Re: [ddlm-group] The Grazulis eliding proposal: how to incorporateinto CIF?. .. .. .. .. .

Dear Herbert,

On Tuesday, August 02, 2011 8:52 PM, you wrote:

[I wrote:]
>> I take it, then, that you do not find the Sugar\nFlour\nButter example
>> in the current draft to be sufficient for this purpose.  Fair enough,
>> but that leaves me uncertain of what kind of clarification you are
>> looking for.  Perhaps you would be willing to suggest something
>> specific?
>>
>
>I would suggest a clear statement of the intended meaning for
>
>;abcd
>;
>
>;\
>ab\
>cd
>;
>
>;\
>ab\
>cd\
>;
>
>;CIF>\\
>CIF>ab\
>CIF>cd
>;


That would be entirely reasonable.  The document already contains an example for the case with neither line-folding nor text-prefixing.  Change 12 contains examples for text prefixing, but does not state what their meaning is; these examples can easily be updated to clarify.  Yesterday I wrote an example for combining the two protocols, and I can easily write one or two for the line-folding protocol on its own.
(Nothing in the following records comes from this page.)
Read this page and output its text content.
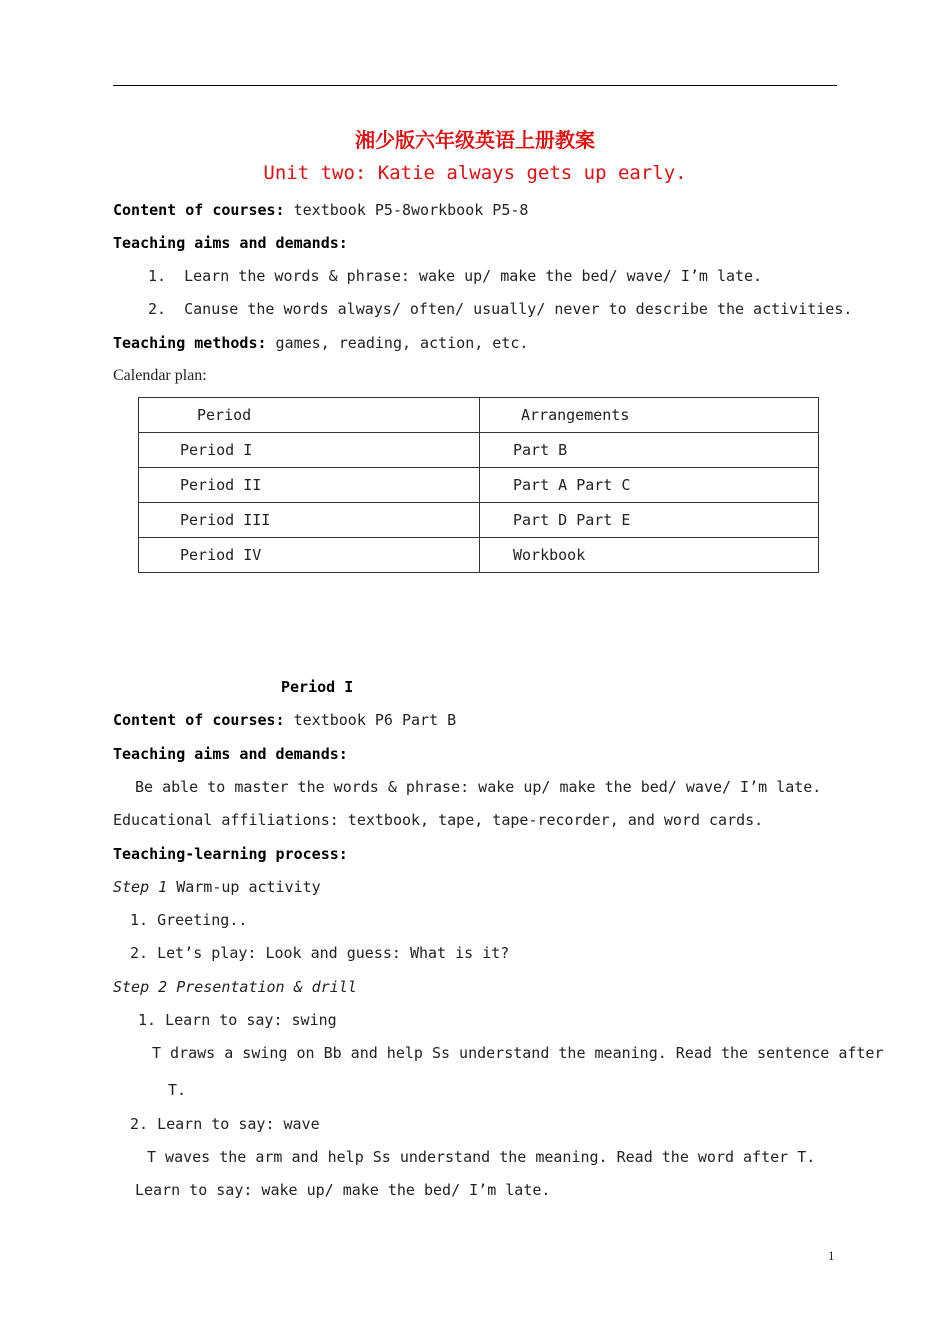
湘少版六年级英语上册教案
Unit two: Katie always gets up early.
Content of courses: textbook P5-8workbook P5-8
Teaching aims and demands:
1.  Learn the words & phrase: wake up/ make the bed/ wave/ I’m late.
2.  Canuse the words always/ often/ usually/ never to describe the activities.
Teaching methods: games, reading, action, etc.
Calendar plan:
Period	Arrangements
Period I	Part B
Period II	Part A Part C
Period III	Part D Part E
Period IV	Workbook
Period I
Content of courses: textbook P6 Part B
Teaching aims and demands:
Be able to master the words & phrase: wake up/ make the bed/ wave/ I’m late.
Educational affiliations: textbook, tape, tape-recorder, and word cards.
Teaching-learning process:
Step 1 Warm-up activity
1. Greeting..
2. Let’s play: Look and guess: What is it?
Step 2 Presentation & drill
1. Learn to say: swing
T draws a swing on Bb and help Ss understand the meaning. Read the sentence after
T.
2. Learn to say: wave
T waves the arm and help Ss understand the meaning. Read the word after T.
Learn to say: wake up/ make the bed/ I’m late.
1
>The combination of the current draft and your email leads me to
>suspect that all of these may be intended to be equivalent
>to "abcd" and to 'abcd' and to a blank delimited abcd
>
>Is that correct?  If not, please disambiguate as appropriate.


That is correct.


>> If it would help, I would be happy to add a brief clarifying remark to
>> Change 11 that summarizes the status of comment line folding in CIF2.
>> For example: "Although CIF 1.1's common semantic features include an
>> analogous line-folding protocol for comments, that protocol is not
>> incorporated into CIF 2.0 _syntax_.  Although it remains outside the
>> scope of CIF syntax, it is anticipated that some CIF 2.0 processors will
>> continue to recognize that protocol."
>
>I understand neither your analysis nor your suggested wording.
>You seem to be arguing issues not in dispute.
>How about the following?
>
>"The analagous line-folding protocol for comments specified in
>paragraph 26 of the common semantic features of CIF 1.1
>remains a common semantic feature of CIF 2.  There is no
>change in comment syntax between CIF 1.1 and CIF2."


The problem with that text is that the common semantic features are outside the scope of the document we are discussing ("This document specifies changes to the *syntax and binary form* of CIF" (emphasis added)).  My text constitutes an attempt to address your concern within the document's scope, and it goes as far as I could see a way for it to go within its constraints.  If it is convoluted or confusing then that reflects the fact that it can't say in the present document what I think you actually want to hear.

Moreover, it is a separate question altogether whether comment line-folding indeed will formally be a Common Semantic Feature of CIF2.  I anticipate that it will, but even if not, I think it entirely safe to predict that some CIF2 applications will still honor it, exactly as my proposed text describes.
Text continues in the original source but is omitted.